Senyum Faris mengembang. Ia jadi tidak terlalu khawatir sekarang, karena ia bisa memantau keadaan Silva dari sini. Ia tidak akan memutuskan sambungan telepon mereka sampai pagi untuk berjaga-jaga jika ada sesuatu yang buruk terjadi pada Silva.
***
Pagi menjelang, Faris terbangun mengucek kedua matanya. Ia melihat ponselnya yang masih digenggam, saat itulah ia baru sadar bahwa ia telah tertidur. Padahal, semalam ia berjanji untuk tidak tidur agar bisa menjaga Silva. Lalu, sekarang bagaimana keadaan gadisnya, ya?
Baru saja Faris akan menghidupkan ponselnya, wajah Silva sudah memenuhi layar benda pipih itu. Ternyata gadisnya sudah bangun dan sekarang meminta panggilan video.

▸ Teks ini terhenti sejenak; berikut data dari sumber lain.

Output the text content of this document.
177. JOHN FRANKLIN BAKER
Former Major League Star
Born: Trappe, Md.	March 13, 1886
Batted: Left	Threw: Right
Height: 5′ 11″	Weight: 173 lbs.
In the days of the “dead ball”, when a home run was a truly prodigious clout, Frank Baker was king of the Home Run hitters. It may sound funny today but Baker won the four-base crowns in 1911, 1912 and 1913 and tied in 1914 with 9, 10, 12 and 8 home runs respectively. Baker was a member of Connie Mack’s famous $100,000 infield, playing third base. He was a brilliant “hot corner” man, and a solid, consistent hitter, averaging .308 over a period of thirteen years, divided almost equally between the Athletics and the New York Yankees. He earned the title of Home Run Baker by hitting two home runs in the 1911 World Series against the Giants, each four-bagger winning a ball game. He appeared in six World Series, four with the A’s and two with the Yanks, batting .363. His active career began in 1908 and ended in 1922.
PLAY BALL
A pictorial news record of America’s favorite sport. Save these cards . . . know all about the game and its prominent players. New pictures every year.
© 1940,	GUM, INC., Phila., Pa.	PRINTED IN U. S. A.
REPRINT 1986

Dengan senyum mengembang lebar, Faris segera menerimanya. Nampaklah wajah Silva yang khas baru bangun tidur.
"Wow! So sexy," ujar Faris sambil mengedipkan sebelah mata.
Hal itu membuat Silva memukul layar ponselnya menggunakan bantal sambil berteriak, "Ih, mesum!"
Faris terkekeh geli melihat tingkah Silva. "Eh, eh, udah dong, Honey. Nanti hapenya rusak, gimana?"
"Biarin! Kalo hapeku rusak, kamu yang harus ganti!" pekik Silva menyudahi aksi pemukulannya dan sekarang memasang wajah jutek untuk Faris.
"Loh, kok aku? Kan kamu yang mukulin," tolak Faris mengerutkan keningnya.
"Kan kamu yang salah! Kamu mesum, aku gak suka! Pokoknya kalo mesum lagi, aku gak mau ketemu kamu lagi!" rajuk Silva mencuramkan kedua alisnya dengan bibir mengerucut.
"Iya deh, iya. Aku minta maaf, aku janji gak bakal mesum lagi," ucap Faris dengan puppy eyes-nya.
Silva terlihat menghela napas lalu memasang senyumnya. "Oke, permintaan maaf diterima!"
"Duh, gemes banget, sih! Jadi pengen unyel-unyel pipi kamu. Aku main ke rumah, ya?"
"Ngapain?" tanya Silva memiringkan kepala.
"Ya mainlah, aku udah lama gak main di rumah kamu, cuddle berdua, makan berdua, berenang berdua, olahraga berdua..." ungkap Faris dengan alis naik turun dan seringai lebar.
"Dasar mesum!! Gak usah ke sini!" pekik Silva lalu mematikan sambungan telepon secara sepihak.
"Loh, kok? Honey? Kok ngambek? Emang salah olahraga berdua?" tanya Faris kepada dirinya sendiri.
"Yah... Salah paham lagi, deh," desah Faris menjatuhkan tubuhnya menjadi telentang di kasur lalu menutup wajahnya dengan bantal.
Sementara Silva sedang menggerutu kesal. Bibirnya maju dengan terus mengomel. "Kenapa sih, Faris tuh mesum banget pikirannya?" pekik Silva mendongak frustasi.
"Jadi curiga deh, gue," sambungnya mengerutkan kening.
Berpikir sejenak sebelum kembali memekik, "Tapi gue udah terlanjur sayang! Gimana dong?!"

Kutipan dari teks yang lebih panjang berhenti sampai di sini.